I think the new pricing for MS Office is ok, especially if you have several machines. It seems less of a deal when compared to the former "University" editions. I don't know. I have Office 2007 H&S, and probably will not upgrade unless I need something like Access. I, along with most I think, could get by with their Office Web Apps thing, or and older version of Office, or one of the open source suites for everything we really need. This would probably apply even after an Office 365 sub ran out. As long as you have the documents stored locally, it shouldn't be an issue.
 
The former university versions were $70 - 80, the whole point is that the business model has to move in and take over before you can feel the full effect and competition.

A lot of people in the game industry cried and whined about DRM and digital distribution, saying they would use it to screw us over. But guess what really happened? Super cheap games on steam, gamers gate, etc..
 
The former university versions were $70 - 80, the whole point is that the business model has to move in and take over before you can feel the full effect and competition.

A lot of people in the game industry cried and whined about DRM and digital distribution, saying they would use it to screw us over. But guess what really happened? Super cheap games on steam, gamers gate, etc..

Ummm depends on your institution.

My NCAA div 1 school sold/sells full Office suite products to students for $10-15USD...used to be open licensed (technically supposed to be destroyed upon graduation), then went to the "Professional Plus" licensing that self-destructs when Microsoft learns you're no long a student.
 
Yes but your institution probably subsidizes that and it is not relevant to discussion.
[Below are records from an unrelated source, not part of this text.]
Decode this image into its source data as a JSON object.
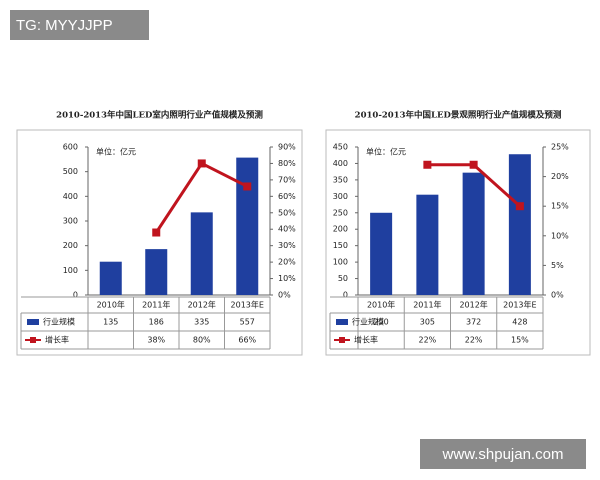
{
  "overlay": {
    "tag": "TG: MYYJJPP",
    "site": "www.shpujan.com"
  },
  "chart_data": [
    {
      "type": "combo",
      "title": "2010-2013年中国LED室内照明行业产值规模及预测",
      "unit_label": "单位：亿元",
      "categories": [
        "2010年",
        "2011年",
        "2012年",
        "2013年E"
      ],
      "series": [
        {
          "name": "行业规模",
          "type": "bar",
          "color": "#1f3f9f",
          "values": [
            135,
            186,
            335,
            557
          ]
        },
        {
          "name": "增长率",
          "type": "line",
          "axis": "y2",
          "color": "#c0141e",
          "values": [
            null,
            38,
            80,
            66
          ],
          "value_labels": [
            null,
            "38%",
            "80%",
            "66%"
          ]
        }
      ],
      "ylim": [
        0,
        600
      ],
      "yticks": [
        0,
        100,
        200,
        300,
        400,
        500,
        600
      ],
      "y2lim": [
        0,
        90
      ],
      "y2ticks": [
        {
          "value": 0,
          "label": "0%"
        },
        {
          "value": 10,
          "label": "10%"
        },
        {
          "value": 20,
          "label": "20%"
        },
        {
          "value": 30,
          "label": "30%"
        },
        {
          "value": 40,
          "label": "40%"
        },
        {
          "value": 50,
          "label": "50%"
        },
        {
          "value": 60,
          "label": "60%"
        },
        {
          "value": 70,
          "label": "70%"
        },
        {
          "value": 80,
          "label": "80%"
        },
        {
          "value": 90,
          "label": "90%"
        }
      ],
      "grid": false
    },
    {
      "type": "combo",
      "title": "2010-2013年中国LED景观照明行业产值规模及预测",
      "unit_label": "单位：亿元",
      "categories": [
        "2010年",
        "2011年",
        "2012年",
        "2013年E"
      ],
      "series": [
        {
          "name": "行业规模",
          "type": "bar",
          "color": "#1f3f9f",
          "values": [
            250,
            305,
            372,
            428
          ]
        },
        {
          "name": "增长率",
          "type": "line",
          "axis": "y2",
          "color": "#c0141e",
          "values": [
            null,
            22,
            22,
            15
          ],
          "value_labels": [
            null,
            "22%",
            "22%",
            "15%"
          ]
        }
      ],
      "ylim": [
        0,
        450
      ],
      "yticks": [
        0,
        50,
        100,
        150,
        200,
        250,
        300,
        350,
        400,
        450
      ],
      "y2lim": [
        0,
        25
      ],
      "y2ticks": [
        {
          "value": 0,
          "label": "0%"
        },
        {
          "value": 5,
          "label": "5%"
        },
        {
          "value": 10,
          "label": "10%"
        },
        {
          "value": 15,
          "label": "15%"
        },
        {
          "value": 20,
          "label": "20%"
        },
        {
          "value": 25,
          "label": "25%"
        }
      ],
      "grid": false
    }
  ]
}
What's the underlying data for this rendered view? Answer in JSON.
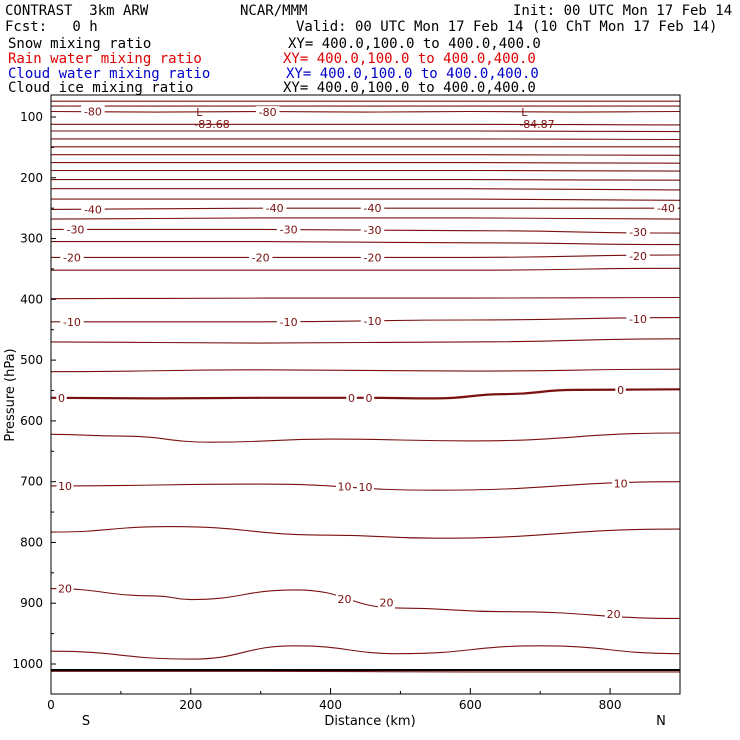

I know people who get it for free through their institution but that's not really useful information to the rest of the people and it would not make it valid for me to say why are you idiots downloading libre for free when you can get office for free. Anyone with an .edu address can get it for 70-80 and that's the number we should be focusing on.
 
This.

I'm converting everyone I know to OpenOffice or LibreOffice. Once they see that it's pretty much identical and offers the same features they thank me and never look back.

OO/LO has not 'been the same' as Microsoft Office since the ribbon interface in 2007. To date thats six years of forward thinking development, while the open source projects have the same look, same internals, have ugly front ends and are slow to perform even basic actions. I will take the product that actually has an active development team thank you, not the 'omg bloatware, lets make all our software look like the 90s' jack team.